Morale della storia: stasera il Mps ha chiuso in aumento del 42,84% tornando a 72,85 centesimi per azione, Banca Carige è terminata a +29,84% a 83,1 centesimi a titolo, mentre altri istituti come Bper (+10,84%), Banco Popolare (8,58%) e Unicredit (+7,83%) hanno rapidamente recuperato le perdite di ieri. In ultimo giungono anche le parole del presidente di Confindustria, Giorgio Squinzi, secondo cui sul problema del sistema bancario occorre “particolare attenzione del governo” e “uno sforzo veramente di tutti per venirne fuori”, anche perché il problema è “difficilmente risolvibile con la creazione della bad bank di cui tanti parlano” (e, aggiungo io, persino con ulteriori riduzioni dei tassi da parte della Bce).
Squinzi ha ragione: se il problema dei crediti non performanti fosse stato risolvibile “semplicemente” varando una bad bank, non staremo qui a commentare il terremoto che ha provocato sui titoli di borsa, ma soprattutto non vedremmo uno stato di perdurante congelamento del credito, che solo apparentemente è in ripresa da qualche mese grazie alla ripartenza dei mutui, ripartenza che è in gran parte legata al fenomeno delle surroghe e dunque non rappresenta realmente nuovi impieghi ma solo una rotazione tra diversi operatori delle stesse posizioni. Per chi avesse dei dubbi suggeriamo di leggere un post di Mario Seminerio che ricorda come “bad bank” e “prezzi di mercato” siano, se non un ossimoro, due termini che con molta fatica vanno a braccetto.
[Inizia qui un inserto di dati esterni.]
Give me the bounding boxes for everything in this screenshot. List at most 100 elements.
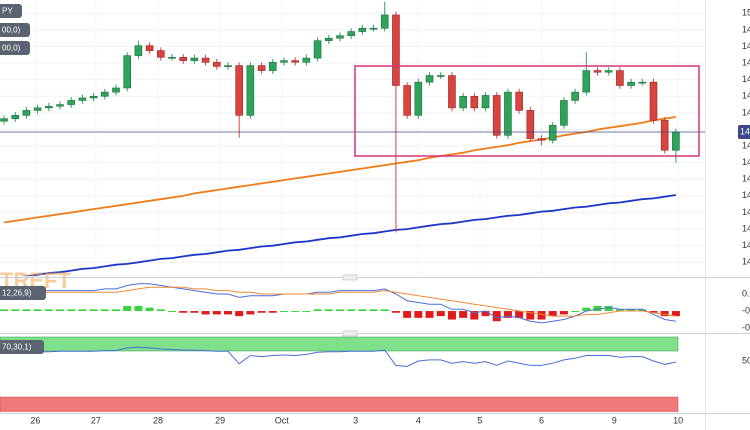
- x-tick-label: 27: [91, 415, 101, 425]
- candle-body: [526, 110, 535, 139]
- main-panel: [0, 0, 705, 276]
- candle-body: [112, 87, 120, 93]
- candle-body: [459, 95, 467, 109]
- candle-body: [537, 138, 546, 141]
- candle-body: [268, 61, 277, 71]
- macd-histogram-bar: [0, 309, 9, 312]
- macd-histogram-bar: [67, 309, 76, 312]
- macd-histogram-bar: [167, 311, 176, 313]
- macd-histogram-bar: [503, 311, 512, 318]
- macd-histogram-bar: [44, 309, 53, 312]
- y-tick-label: 15: [742, 8, 750, 18]
- macd-histogram-bar: [89, 309, 98, 312]
- candle-body: [672, 131, 680, 151]
- candle-body: [224, 65, 232, 67]
- x-tick-label: 6: [539, 415, 544, 425]
- candle-body: [67, 100, 76, 105]
- candle-body: [145, 45, 154, 51]
- legend-pill[interactable]: [0, 23, 30, 37]
- y-tick-label: 14: [742, 157, 750, 167]
- macd-histogram-bar: [179, 311, 188, 313]
- macd-histogram-bar: [649, 311, 658, 313]
- macd-histogram-bar: [526, 311, 535, 320]
- y-tick-label: 14: [742, 257, 750, 267]
- macd-histogram-bar: [324, 309, 333, 312]
- macd-histogram-bar: [190, 311, 199, 313]
- macd-histogram-bar: [391, 311, 400, 313]
- candle-body: [134, 45, 143, 56]
- macd-histogram-bar: [56, 309, 65, 312]
- x-tick-label: 28: [153, 415, 163, 425]
- candle-body: [168, 56, 176, 59]
- macd-histogram-bar: [246, 311, 255, 315]
- y-tick-label: 14: [742, 223, 750, 233]
- candle-body: [515, 91, 523, 111]
- y-tick-label: 14: [742, 190, 750, 200]
- macd-histogram-bar: [459, 311, 468, 318]
- macd-label: 12,26,9): [2, 289, 32, 298]
- legend-pill[interactable]: [0, 286, 46, 300]
- macd-histogram-bar: [537, 311, 546, 320]
- moving-average: [3, 116, 677, 224]
- macd-histogram-bar: [358, 309, 367, 312]
- macd-histogram-bar: [33, 309, 42, 312]
- macd-histogram-bar: [156, 309, 165, 312]
- macd-histogram-bar: [100, 309, 109, 312]
- x-tick-label: 26: [30, 415, 40, 425]
- y-tick-label: 14: [742, 140, 750, 150]
- macd-line: [4, 286, 676, 317]
- y-tick-label: 14: [742, 207, 750, 217]
- x-tick-label: 9: [612, 415, 617, 425]
- candle-body: [313, 40, 322, 59]
- macd-histogram-bar: [571, 311, 580, 313]
- candle-body: [638, 81, 647, 84]
- candle-body: [593, 70, 602, 73]
- legend-pill[interactable]: [0, 340, 44, 354]
- macd-histogram-bar: [671, 311, 680, 317]
- candle-body: [22, 110, 31, 116]
- candle-body: [101, 91, 109, 97]
- macd-histogram-bar: [470, 311, 479, 320]
- legend-label: PY: [2, 7, 13, 16]
- y-tick-label: 14: [742, 91, 750, 101]
- price-tag: [738, 124, 750, 139]
- candle-body: [291, 60, 299, 63]
- x-tick-label: 3: [353, 415, 358, 425]
- candle-body: [448, 75, 456, 109]
- legend: PY 00,0) 00,0) 12,26,9) 70,30,1): [0, 4, 46, 354]
- macd-histogram-bar: [447, 311, 456, 320]
- rsi-overbought-band: [0, 336, 679, 352]
- candle-body: [436, 75, 445, 77]
- x-tick-label: 4: [416, 415, 421, 425]
- macd-histogram-bar: [123, 305, 132, 312]
- candle-body: [403, 85, 411, 116]
- candle-body: [246, 65, 255, 116]
- legend-pill[interactable]: [0, 4, 22, 18]
- candle-body: [470, 95, 479, 109]
- candle-body: [649, 81, 658, 121]
- candle-body: [627, 81, 635, 86]
- resize-grip[interactable]: [342, 330, 358, 337]
- candle-body: [571, 91, 579, 101]
- macd-histogram-bar: [22, 309, 31, 312]
- resize-grip[interactable]: [342, 274, 358, 281]
- candle-body: [560, 100, 568, 126]
- macd-histogram-bar: [268, 311, 277, 313]
- legend-pill[interactable]: [0, 41, 30, 55]
- candle-body: [56, 104, 64, 107]
- macd-histogram-bar: [369, 309, 378, 312]
- macd-histogram-bar: [481, 311, 490, 317]
- legend-label: 00,0): [2, 44, 21, 53]
- rsi-label: 70,30,1): [2, 343, 32, 352]
- macd-histogram-bar: [436, 311, 445, 317]
- macd-histogram-bar: [414, 311, 423, 318]
- x-tick-label: 10: [673, 415, 683, 425]
- y-tick-label: -0: [742, 322, 750, 332]
- candle-body: [392, 14, 400, 86]
- macd-histogram-bar: [347, 309, 356, 312]
- y-tick-label: 50: [742, 355, 750, 365]
- y-tick-label: 14: [742, 24, 750, 34]
- candle-body: [616, 70, 624, 86]
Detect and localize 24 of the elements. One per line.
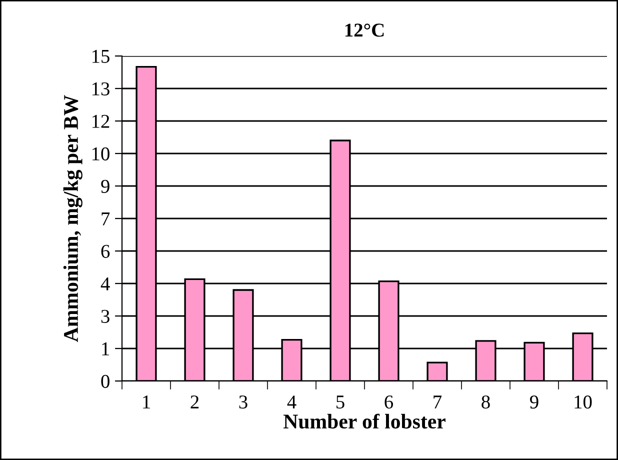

Cedere portafogli di npl al prezzo a cui sono iscritti in bilancio significherebbe voler chiudere gli occhi sul fatto che si tratta di posizioni in gran parte evaporate in questi anni di crisi e rappresenterebbe un aiuto di stato. Cederli al “prezzo di mercato” (che mediamente oscilla tra il 10% e il 15% del valore nominale) significherebbe far saltare come tappi di spumante una serie di istituti piccoli e medio-piccoli. Una via di mezzo si potrà sicuramente trovare, ma non potrà miracolosamente far ripartire il credito e se non riparte il credito è difficile riparte l’economia nel suo complesso.
Salvo non continuare a sperare in un “motore estero” in grado di alimentare la crescita, attraverso le esportazioni. Ma con le tensioni che vanno montando in Asia e nei principali mercati emergenti quel motore rischia di entrare in stallo a breve, per un periodo più o meno lungo. Che le quotazioni delle banche crollino un giorno e decollino il giorno dopo non dovrebbe inficiare troppo sulla loro attività, anche se lascia perplessi sulla correttezza del processo di formazione dei prezzi stessi (ed espone gli investitori a rischi non correttamente prezzati), che l’attività stessa delle banche italiane sia “solida” e priva di problemi è semplicemente un’illusione.